35:19Dewan: Totally. One prediction you’re confident in in 2026?

35:25Nick: I am confident that people are going to actually start being able to leverage agents appropriately and that truly security will become part of DevOps, so it will actually be DevSecOps. Or more importantly, we’ll actually bring the teams together closer than they’ve ever been. And I see that happening because there’s only way to success is for that to happen, so I’m confident that it will.

35:44Dewan: The final rapid-fire question, Nick: One prediction you hope doesn’t come true?

35:50Nick: One prediction that I think I hope doesn’t come true. I think thinking that AI becomes smarter than humans was a fear for a while, but now that I’m seeing Waymos get stuck in the street, I wouldn’t mind if they become a little bit smarter. I think that would be okay with me!
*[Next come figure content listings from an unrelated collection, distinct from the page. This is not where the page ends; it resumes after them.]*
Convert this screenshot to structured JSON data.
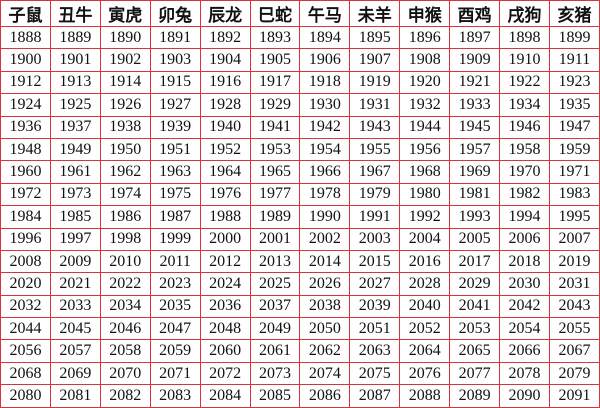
{
  "table": {
    "header": [
      "子鼠",
      "丑牛",
      "寅虎",
      "卯兔",
      "辰龙",
      "巳蛇",
      "午马",
      "未羊",
      "申猴",
      "酉鸡",
      "戌狗",
      "亥猪"
    ],
    "rows": [
      [
        1888,
        1889,
        1890,
        1891,
        1892,
        1893,
        1894,
        1895,
        1896,
        1897,
        1898,
        1899
      ],
      [
        1900,
        1901,
        1902,
        1903,
        1904,
        1905,
        1906,
        1907,
        1908,
        1909,
        1910,
        1911
      ],
      [
        1912,
        1913,
        1914,
        1915,
        1916,
        1917,
        1918,
        1919,
        1920,
        1921,
        1922,
        1923
      ],
      [
        1924,
        1925,
        1926,
        1927,
        1928,
        1929,
        1930,
        1931,
        1932,
        1933,
        1934,
        1935
      ],
      [
        1936,
        1937,
        1938,
        1939,
        1940,
        1941,
        1942,
        1943,
        1944,
        1945,
        1946,
        1947
      ],
      [
        1948,
        1949,
        1950,
        1951,
        1952,
        1953,
        1954,
        1955,
        1956,
        1957,
        1958,
        1959
      ],
      [
        1960,
        1961,
        1962,
        1963,
        1964,
        1965,
        1966,
        1967,
        1968,
        1969,
        1970,
        1971
      ],
      [
        1972,
        1973,
        1974,
        1975,
        1976,
        1977,
        1978,
        1979,
        1980,
        1981,
        1982,
        1983
      ],
      [
        1984,
        1985,
        1986,
        1987,
        1988,
        1989,
        1990,
        1991,
        1992,
        1993,
        1994,
        1995
      ],
      [
        1996,
        1997,
        1998,
        1999,
        2000,
        2001,
        2002,
        2003,
        2004,
        2005,
        2006,
        2007
      ],
      [
        2008,
        2009,
        2010,
        2011,
        2012,
        2013,
        2014,
        2015,
        2016,
        2017,
        2018,
        2019
      ],
      [
        2020,
        2021,
        2022,
        2023,
        2024,
        2025,
        2026,
        2027,
        2028,
        2029,
        2030,
        2031
      ],
      [
        2032,
        2033,
        2034,
        2035,
        2036,
        2037,
        2038,
        2039,
        2040,
        2041,
        2042,
        2043
      ],
      [
        2044,
        2045,
        2046,
        2047,
        2048,
        2049,
        2050,
        2051,
        2052,
        2053,
        2054,
        2055
      ],
      [
        2056,
        2057,
        2058,
        2059,
        2060,
        2061,
        2062,
        2063,
        2064,
        2065,
        2066,
        2067
      ],
      [
        2068,
        2069,
        2070,
        2071,
        2072,
        2073,
        2074,
        2075,
        2076,
        2077,
        2078,
        2079
      ],
      [
        2080,
        2081,
        2082,
        2083,
        2084,
        2085,
        2086,
        2087,
        2088,
        2089,
        2090,
        2091
      ]
    ]
  }
}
36:06Dewan: We’ll all be happy if we have less stuck Waymos! With that, Nick Durkin, our special guest for 2026 predictions of the Ship Talk podcast, where we talk about the ins and outs, ups and downs of software delivery. Hey, if you want to connect with Nick Durkin, I’ll link his LinkedIn in the podcast description, and follow our podcast. Thank you so much, Nick, for joining.

36:31Nick: Thank you so much for having me. Can’t wait to be on again!